Pushing Seeds Into the Mud

The last five days have been about nothing but dirt, sweat, plants, and exhaustion.  It seems that every year, towards the end of May, all my months of careful garden planning turn to panic and chaos.  This time was only different in that the obstacles have upped their game a bit.
This year's trouble actually began last year with a broken tiller and lack of funds to replace it.  Granted, it was secondhand (to say the least) and a tad over 40 years old…..but still, broken!  Why?!  <---- sarcasm
Non-surprisingly, that issue did not correct itself over the winter.  After much angst and debate over what to do, it finally dawned on me to get in contact with the gentleman I bought the original tiller from.  As luck would have it, he happened to have another one for sale for an extremely reasonable price.   I swear it is even older than the first (and definitely looks it), but it runs like a charm.

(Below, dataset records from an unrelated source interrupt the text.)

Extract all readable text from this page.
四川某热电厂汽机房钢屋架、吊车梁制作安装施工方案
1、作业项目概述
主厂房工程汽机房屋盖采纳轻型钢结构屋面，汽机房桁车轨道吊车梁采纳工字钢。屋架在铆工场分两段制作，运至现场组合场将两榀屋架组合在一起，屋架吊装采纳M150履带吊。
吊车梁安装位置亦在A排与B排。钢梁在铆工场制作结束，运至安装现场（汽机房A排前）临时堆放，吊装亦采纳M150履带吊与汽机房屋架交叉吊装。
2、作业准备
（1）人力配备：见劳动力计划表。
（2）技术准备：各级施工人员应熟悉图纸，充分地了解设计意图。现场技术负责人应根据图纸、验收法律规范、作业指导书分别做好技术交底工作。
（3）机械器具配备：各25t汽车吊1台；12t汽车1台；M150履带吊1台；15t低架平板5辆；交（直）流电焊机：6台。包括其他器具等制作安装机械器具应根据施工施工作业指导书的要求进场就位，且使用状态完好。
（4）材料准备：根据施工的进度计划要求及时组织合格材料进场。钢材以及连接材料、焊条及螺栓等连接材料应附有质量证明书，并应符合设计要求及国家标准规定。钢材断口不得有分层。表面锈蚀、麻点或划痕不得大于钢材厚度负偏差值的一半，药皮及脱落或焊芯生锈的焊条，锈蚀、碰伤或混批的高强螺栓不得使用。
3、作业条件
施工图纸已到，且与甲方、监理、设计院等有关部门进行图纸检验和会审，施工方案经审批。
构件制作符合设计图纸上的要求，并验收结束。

In the meantime, we’d also run into trouble with a dramatically broken lawnmower (don’t ask), and I suppose the weedwacker was feeling left out, because it bit it, too.  And let me just say for the record, cutting the grass with a machete is incredibly stupid……but having the grass at such a height that the machete thing actually works?  Yeah, not fun.  Suffice it to say, there was a period of nearly three weeks that I couldn’t even see the garden beds, let alone get them ready for planting.
But now it’s all FINALLY coming together and nearly everything is planted.  I’m mostly going with what has become standard for my garden:  purple beans, black tomatoes, white cucumbers, mini peppers and more herbs than I can actually find room to plant.  I am also trying winter squash and mini watermelons for the first time this year, so *fingers crossed*
All in all, it’s been a fairly normal (well, my normal anyway) start to the gardening season.  Chaos, angst, dirt-stained fingernails, scratches, scrapes, bruises, and insect bites are pretty much always to be expected.  But all of that is eclipsed by the sheer joy of lots and lots of plants, rocks, wildlife, and thoughts of the bounty still to come from all this hard work.
Now, I don’t suppose there’s any possibility I could hibernate until harvest time?